Q: You’ve travelled around the world as part of your work in global health. Is there one place that you feel particularly connected to? 

This must be Italy. The reason is that at an early stage in my career I met a colleague in Verona with very similar research and clinical and policy interests – namely to innovate in creating community care in mental health, and to assess its impact. Professor Michele Tansella and I went on to write 50 papers and seven books together over the following twenty years. Unusually these days we only wrote when we were working directly together – either in Verona or London. I think the work we did together was much better than what either of us could have achieved alone. Although we’re both workaholics we did visit a Soave vineyard in Veneto – once!

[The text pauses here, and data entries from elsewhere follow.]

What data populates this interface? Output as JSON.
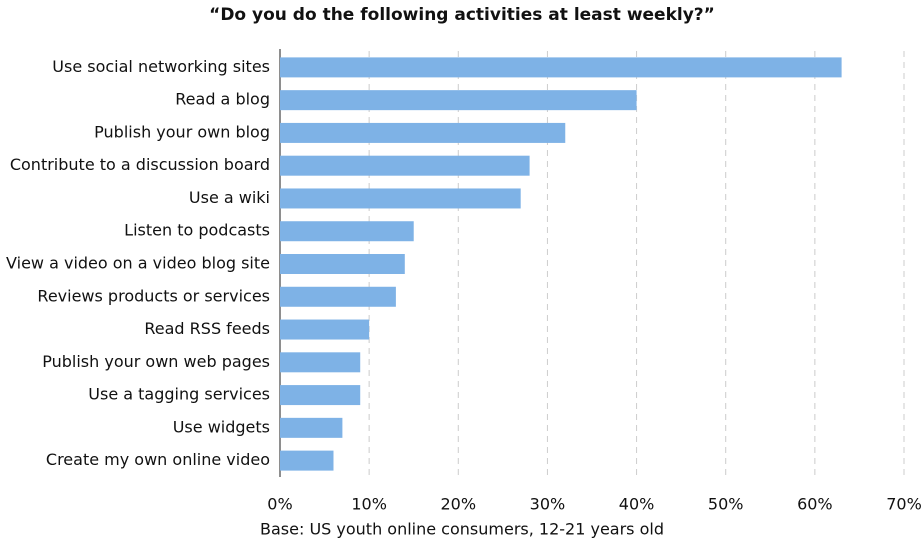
{
  "chart_data": {
    "type": "bar",
    "orientation": "horizontal",
    "title": "“Do you do the following activities at least weekly?”",
    "x_label": "Base: US youth online consumers, 12-21 years old",
    "categories": [
      "Use social networking sites",
      "Read a blog",
      "Publish your own blog",
      "Contribute to a discussion board",
      "Use a wiki",
      "Listen to podcasts",
      "View a video on a video blog site",
      "Reviews products or services",
      "Read RSS feeds",
      "Publish your own web pages",
      "Use a tagging services",
      "Use widgets",
      "Create my own online video"
    ],
    "values": [
      63,
      40,
      32,
      28,
      27,
      15,
      14,
      13,
      10,
      9,
      9,
      7,
      6
    ],
    "color": "#7eb2e6",
    "xlim": [
      0,
      70
    ],
    "xticks": [
      {
        "value": 0,
        "label": "0%"
      },
      {
        "value": 10,
        "label": "10%"
      },
      {
        "value": 20,
        "label": "20%"
      },
      {
        "value": 30,
        "label": "30%"
      },
      {
        "value": 40,
        "label": "40%"
      },
      {
        "value": 50,
        "label": "50%"
      },
      {
        "value": 60,
        "label": "60%"
      },
      {
        "value": 70,
        "label": "70%"
      }
    ],
    "grid": true
  }
}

Q: What are you most looking forward to doing next?

It’s perhaps more accurate to say that I’m taking my pension at Easter this year, rather than to say that I’m going to retire. I will enjoy having more flexibility in spending time with my family. I plan to continue to offer teaching and mentorship through my Emeritus Professor position at King’s College London, both to colleagues in London and in other places worldwide. I will continue my work with a number of non-governmental organisations, including my collaboration with the World Health Organization. As for other exciting challenges, we shall see!